Peace Ibekwe Abdallah
The DIG, Criminal Investigations and Intelligence, Mrs. Peace Ibekwe- Abdallah, from Anmabra State was born on April 7, 1963 at Odoje in Onitsha, Anambra State. She joined the police as a cadet ASP at age 29, apparently with the support of her father, Mike Ibekwe who retired as a commissioner of police. She shot into limelight as Commissioner of Police, Ebonyi State where she restored peace among many warring communities where the Okada Riders Union in the state conferred with the title of “NNE Oma (good mother) of Ebonyi State”.
A no-nonsense but ever smiling intelligence officer, in 2016, Abdallah had one Ndubuisi Ewerem, a police officer, arrested for allegedly defiling a seven-year-old girl, stating: “We don’t tolerate such act in the Nigerian Police Force. Whether rape or not, any act of defilement is a very serious crime which must be dealt with. The suspect is under detention.”
She was elevated to the rank of AIG early in 2018 and upon the retirement of DIG Sotomchukwu she was promoted to the rank of DIG later that year to fill the South- East slot on the Police Management Team. She is married to Mustapha Abdallah, chairman of the National Drug Law Enforcement Agency (NDLEA). The manner of retirement from the police and appointment of Inspector General of Police which have been at the behest of successive President have created disaffection even prompting legal action against the force. Under the Yar’Adua administration, a more junior officer was picked for appointment as the IG, senior officers in the Force were not told to go.
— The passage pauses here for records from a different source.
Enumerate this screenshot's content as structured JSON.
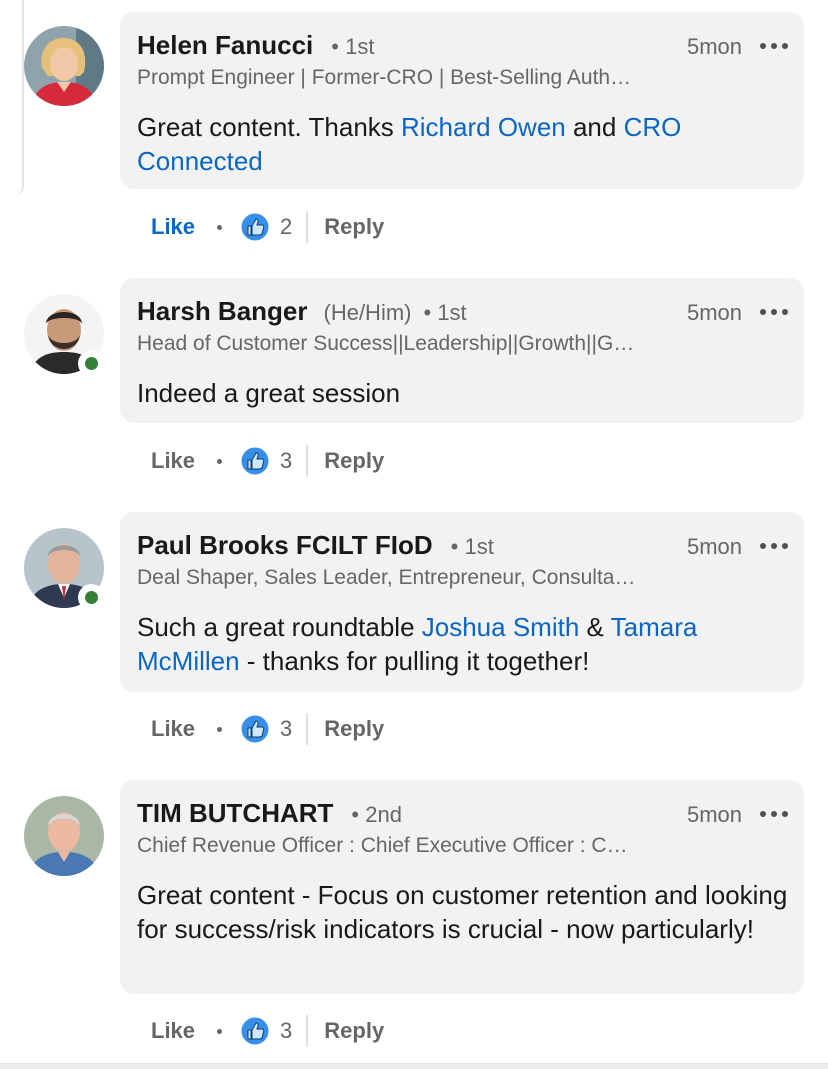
{
  "comments": [
    {
      "name": "Helen Fanucci",
      "pronouns": "",
      "degree": "• 1st",
      "time": "5mon",
      "headline": "Prompt Engineer | Former-CRO | Best-Selling Auth…",
      "text": {
        "t1": "Great content. Thanks ",
        "m1": "Richard Owen",
        "t2": " and ",
        "m2": "CRO Connected",
        "t3": ""
      },
      "like_label": "Like",
      "reaction_icon": "like-reaction-icon",
      "reaction_count": "2",
      "reply_label": "Reply",
      "liked": true,
      "online": false
    },
    {
      "name": "Harsh Banger",
      "pronouns": "(He/Him)",
      "degree": "• 1st",
      "time": "5mon",
      "headline": "Head of Customer Success||Leadership||Growth||G…",
      "text": {
        "t1": "Indeed a great session",
        "m1": "",
        "t2": "",
        "m2": "",
        "t3": ""
      },
      "like_label": "Like",
      "reaction_icon": "like-reaction-icon",
      "reaction_count": "3",
      "reply_label": "Reply",
      "liked": false,
      "online": true
    },
    {
      "name": "Paul Brooks FCILT FIoD",
      "pronouns": "",
      "degree": "• 1st",
      "time": "5mon",
      "headline": "Deal Shaper, Sales Leader, Entrepreneur, Consulta…",
      "text": {
        "t1": "Such a great roundtable ",
        "m1": "Joshua Smith",
        "t2": " & ",
        "m2": "Tamara McMillen",
        "t3": " - thanks for pulling it together!"
      },
      "like_label": "Like",
      "reaction_icon": "like-reaction-icon",
      "reaction_count": "3",
      "reply_label": "Reply",
      "liked": false,
      "online": true
    },
    {
      "name": "TIM BUTCHART",
      "pronouns": "",
      "degree": "• 2nd",
      "time": "5mon",
      "headline": "Chief Revenue Officer : Chief Executive Officer : C…",
      "text": {
        "t1": "Great content - Focus on customer retention and looking for success/risk indicators is crucial - now particularly!",
        "m1": "",
        "t2": "",
        "m2": "",
        "t3": ""
      },
      "like_label": "Like",
      "reaction_icon": "like-reaction-icon",
      "reaction_count": "3",
      "reply_label": "Reply",
      "liked": false,
      "online": false
    }
  ],
  "colors": {
    "bubble": "#f2f2f2",
    "link": "#0a66c2",
    "muted": "#666666",
    "online": "#338037"
  }
}
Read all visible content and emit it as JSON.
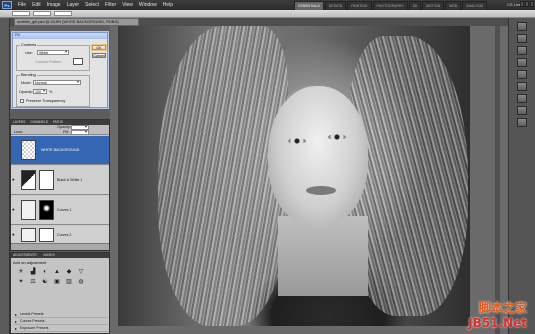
{
  "window": {
    "menu": [
      "File",
      "Edit",
      "Image",
      "Layer",
      "Select",
      "Filter",
      "View",
      "Window",
      "Help"
    ],
    "workspaces": [
      "ESSENTIALS",
      "DESIGN",
      "PAINTING",
      "PHOTOGRAPHY",
      "3D",
      "MOTION",
      "WEB",
      "ANALYSIS"
    ],
    "cs_live": "CS Live"
  },
  "document": {
    "tab_title": "scribble_girl.psd @ 25.8% (WHITE BACKGROUND, RGB/8)"
  },
  "fill_dialog": {
    "title": "Fill",
    "contents_label": "Contents",
    "use_label": "Use:",
    "use_value": "White",
    "custom_pattern_label": "Custom Pattern:",
    "blending_label": "Blending",
    "mode_label": "Mode:",
    "mode_value": "Normal",
    "opacity_label": "Opacity:",
    "opacity_value": "100",
    "opacity_unit": "%",
    "preserve_label": "Preserve Transparency",
    "ok_label": "OK",
    "cancel_label": "Cancel"
  },
  "layers_panel": {
    "tabs": [
      "LAYERS",
      "CHANNELS",
      "PATHS"
    ],
    "opacity_label": "Opacity:",
    "fill_label": "Fill:",
    "lock_label": "Lock:",
    "layers": [
      {
        "name": "WHITE BACKGROUND",
        "selected": true
      },
      {
        "name": "Black & White 1",
        "selected": false
      },
      {
        "name": "Curves 1",
        "selected": false
      },
      {
        "name": "Curves 2",
        "selected": false
      }
    ]
  },
  "adjustments_panel": {
    "tabs": [
      "ADJUSTMENTS",
      "MASKS"
    ],
    "title": "Add an adjustment",
    "icons": [
      "☀",
      "▟",
      "◐",
      "▲",
      "◆",
      "▽",
      "✦",
      "⚖",
      "☯",
      "▣",
      "▥",
      "◍"
    ],
    "presets": [
      "Levels Presets",
      "Curves Presets",
      "Exposure Presets"
    ]
  },
  "watermark": {
    "cn": "脚本之家",
    "url": "JB51.Net"
  },
  "colors": {
    "selected_layer": "#3466b3",
    "dialog_title": "#a7c2ea"
  }
}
At the retirement of Mike Mbama Okiro as the 13th Inspector General of Police, his number two and Deputy Inspector General of Police in charge of Administration, DIG Ogbonna Onovo, was appointed next Inspector General of Police by former President Umaru Musa Yar’Adua in 2007. Onovo before his appointment had been number two to former IGP, Sunday Gabriel Ehindero but didn’t get the appointment then until the retirement of Okiro, yet he was not told to go.
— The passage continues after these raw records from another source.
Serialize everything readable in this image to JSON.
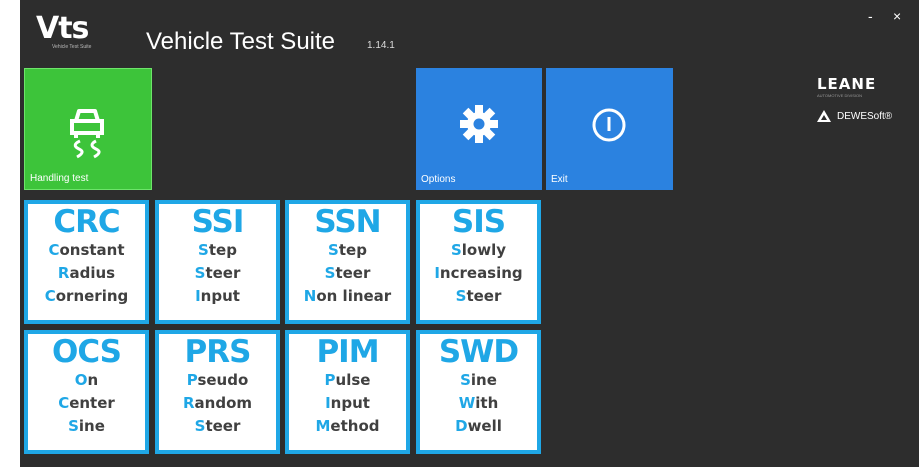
{
  "app": {
    "logo_text": "Vts",
    "logo_subtext": "Vehicle Test Suite",
    "title": "Vehicle Test Suite",
    "version": "1.14.1"
  },
  "window": {
    "minimize_label": "-",
    "close_label": "×"
  },
  "tiles": {
    "handling": {
      "label": "Handling test",
      "icon": "car-handling-icon",
      "color": "#3dc43a"
    },
    "options": {
      "label": "Options",
      "icon": "gear-icon",
      "color": "#2b82e0"
    },
    "exit": {
      "label": "Exit",
      "icon": "power-icon",
      "color": "#2b82e0"
    }
  },
  "brands": {
    "leane": "LEANE",
    "leane_sub": "AUTOMOTIVE DIVISION",
    "dewesoft": "DEWESoft®"
  },
  "accent_color": "#1fa7e6",
  "tests": [
    {
      "code": "CRC",
      "lines": [
        {
          "initial": "C",
          "rest": "onstant"
        },
        {
          "initial": "R",
          "rest": "adius"
        },
        {
          "initial": "C",
          "rest": "ornering"
        }
      ]
    },
    {
      "code": "SSI",
      "lines": [
        {
          "initial": "S",
          "rest": "tep"
        },
        {
          "initial": "S",
          "rest": "teer"
        },
        {
          "initial": "I",
          "rest": "nput"
        }
      ]
    },
    {
      "code": "SSN",
      "lines": [
        {
          "initial": "S",
          "rest": "tep"
        },
        {
          "initial": "S",
          "rest": "teer"
        },
        {
          "initial": "N",
          "rest": "on linear"
        }
      ]
    },
    {
      "code": "SIS",
      "lines": [
        {
          "initial": "S",
          "rest": "lowly"
        },
        {
          "initial": "I",
          "rest": "ncreasing"
        },
        {
          "initial": "S",
          "rest": "teer"
        }
      ]
    },
    {
      "code": "OCS",
      "lines": [
        {
          "initial": "O",
          "rest": "n"
        },
        {
          "initial": "C",
          "rest": "enter"
        },
        {
          "initial": "S",
          "rest": "ine"
        }
      ]
    },
    {
      "code": "PRS",
      "lines": [
        {
          "initial": "P",
          "rest": "seudo"
        },
        {
          "initial": "R",
          "rest": "andom"
        },
        {
          "initial": "S",
          "rest": "teer"
        }
      ]
    },
    {
      "code": "PIM",
      "lines": [
        {
          "initial": "P",
          "rest": "ulse"
        },
        {
          "initial": "I",
          "rest": "nput"
        },
        {
          "initial": "M",
          "rest": "ethod"
        }
      ]
    },
    {
      "code": "SWD",
      "lines": [
        {
          "initial": "S",
          "rest": "ine"
        },
        {
          "initial": "W",
          "rest": "ith"
        },
        {
          "initial": "D",
          "rest": "well"
        }
      ]
    }
  ]
}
Former President Goodluck Jonathan, on September 8, 2010, fired Onovo and appointed Hafiz Ringim to succeed him as Inspector General of Police. Ringim, was a junior officer in the hierarchy when he was appointed Acting IGP from a distant 10th position below other officers.
This had introduced a very grave and dangerous precedent into the Force. There was the belief that all the nine senior officers, DIGs Uba Ringim, Israel Ajao, Uzoma Declan, Haruna Ahmadu, Olusegun Efuntayo and Udo Ekpoudom; inclduing AIGs, Mrs. Ivy Okoronkwo, Azubike Udah and Dawodu) and Hafiz Ringim, were punished with Onovo for the failures of the Nigeria Police under Onovo’s leadership to deal effectively with internal security challenges in the country.
The Police Reform Committee headed by late Retired IGP M.D Yusuf had recommended in its report on which a white paper was produced that the appointment of IGP, in the best interest of the Police Force, Society and Country, should be based on seniority and merit “where there is no case of established misdemeanors against any officer in contention,” to avoid creating terrible bad blood in the force.
A retired Inspector- General of Police who was a member of the Committee said national interest and compliance with extant laws should take preeminence over primordial interest in appointment of IGP, because several organizations have expressed displeasure over the performance of the service chiefs in the last two years. Force PRO, DCP Jimoh Moshood, could not be reached on the issue yesterday as his aide who picked his call said he was at a meeting.